Op 6 september 1928 werd de synagoge aan de Linnaeusstraat ingewijd. Een comité van buurtbewoners had geld bijeengebracht voor de fraaie gebrandschilderde ramen, naar ontwerp van Leo Pinkhof. Omdat veel joden in die periode uit de binnenstad wegtrokken naar de nieuwe wijken, was daar grote behoefte aan synagoges. Aan het Jacob Obrechtplein was in datzelfde jaar ook al een synagoge ingewijd.

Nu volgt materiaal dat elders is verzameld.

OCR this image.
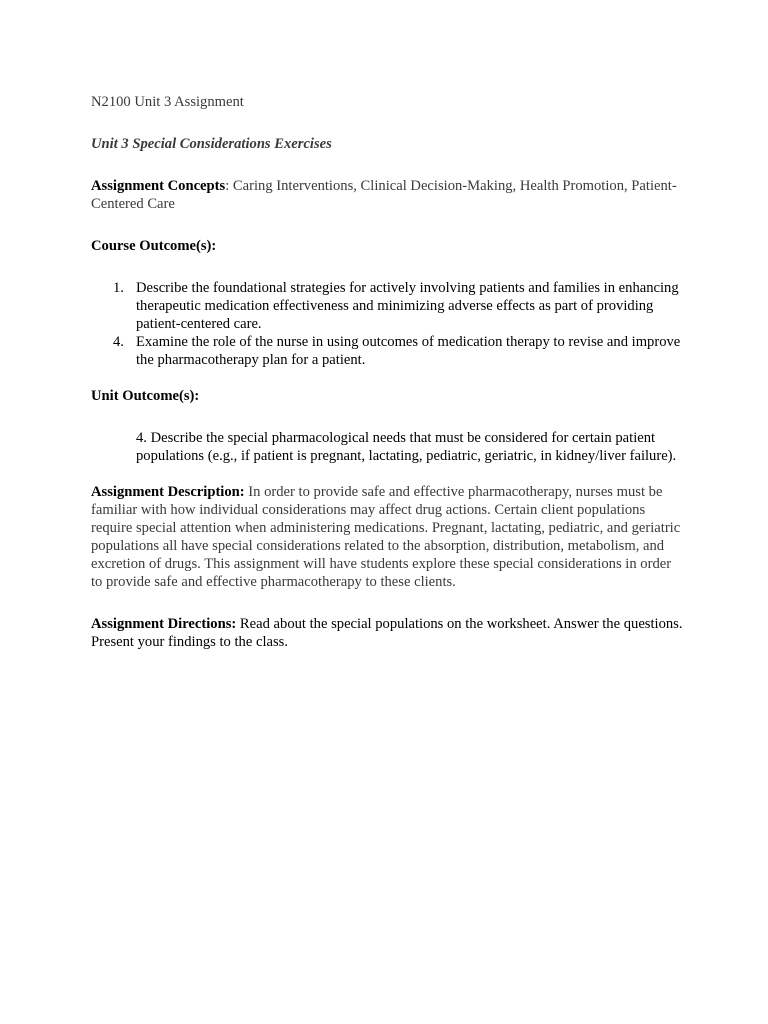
N2100 Unit 3 Assignment

Unit 3 Special Considerations Exercises

Assignment Concepts: Caring Interventions, Clinical Decision-Making, Health Promotion, Patient-Centered Care

Course Outcome(s):

1. Describe the foundational strategies for actively involving patients and families in enhancing therapeutic medication effectiveness and minimizing adverse effects as part of providing patient-centered care.
4. Examine the role of the nurse in using outcomes of medication therapy to revise and improve the pharmacotherapy plan for a patient.

Unit Outcome(s):

4. Describe the special pharmacological needs that must be considered for certain patient populations (e.g., if patient is pregnant, lactating, pediatric, geriatric, in kidney/liver failure).

Assignment Description: In order to provide safe and effective pharmacotherapy, nurses must be familiar with how individual considerations may affect drug actions. Certain client populations require special attention when administering medications. Pregnant, lactating, pediatric, and geriatric populations all have special considerations related to the absorption, distribution, metabolism, and excretion of drugs. This assignment will have students explore these special considerations in order to provide safe and effective pharmacotherapy to these clients.

Assignment Directions: Read about the special populations on the worksheet. Answer the questions. Present your findings to the class.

In de Transvaalbuurt kwamen veel joden te wonen uit krotwoningen rondom het Waterlooplein. Beter gesitueerde joden trokken naar Plan Zuid of de Watergraafsmeer. Als jongetje uit die laatste buurt had ik veel joodse vriendjes. Dikwijls werd me gevraagd op sabbat handelingen bij hen thuis te verrichten die zij dan niet mochten doen, zoals het licht aansteken. Ook probeerde ik eens met een joods vriendje mee naar binnen te gaan in de sjoel (synagoge) aan de Linnaeusstraat. Boven aan de trap gekomen werd ik eruit geplukt met de mededeling: ‘Ga jij maar buiten spelen.’ Enige tijd later probeerde ik het weer, nu kreeg ik ‘Sodemieter op’ te horen. Maar toen had ik door waarom ik eruit gepikt werd: ik had geen petje op en de joodse jongens wel. De volgende keer, met pet, lukte het wel binnen te komen. Maar ik zat me algauw te vervelen omdat ik de dienst uit onwetendheid niet kon volgen. De eentonige zang van de voorzanger kon me ook niet zo bekoren. Ik ben netjes tot het eind van de dienst blijven zitten, maar had er geen behoefte aan er nog eens binnen te gaan.
Tijdens de vreselijke oorlogsjaren stond het gebouw leeg. Na de bevrijding kwam men weer bijeen in een bijgebouw van de sjoel, maar de weinige joden die de oorlog hadden overleefd konden de exploitatie niet meer opbrengen. In 1956 was de laatste dienst en in 1962 werd het prachtige, statige gebouw afgebroken. De gebrandschilderde ramen en het mooie koperen hekwerk van de vrouwengalerij waren toen al geschonken aan een synagoge in Israël.
Een prijsvraag die het stadsdeel Oost/Watergraafsmeer in 2006 uitschreef, leverde veel verhalen op over de beide synagoges aan de Linnaeusstraat. De vraag was welk gebouw was afgebeeld (dat was de oude synagoge) en welke herinneringen mensen daaraan hadden. Dit is een ingekorte versie van een van de opgestuurde verhalen.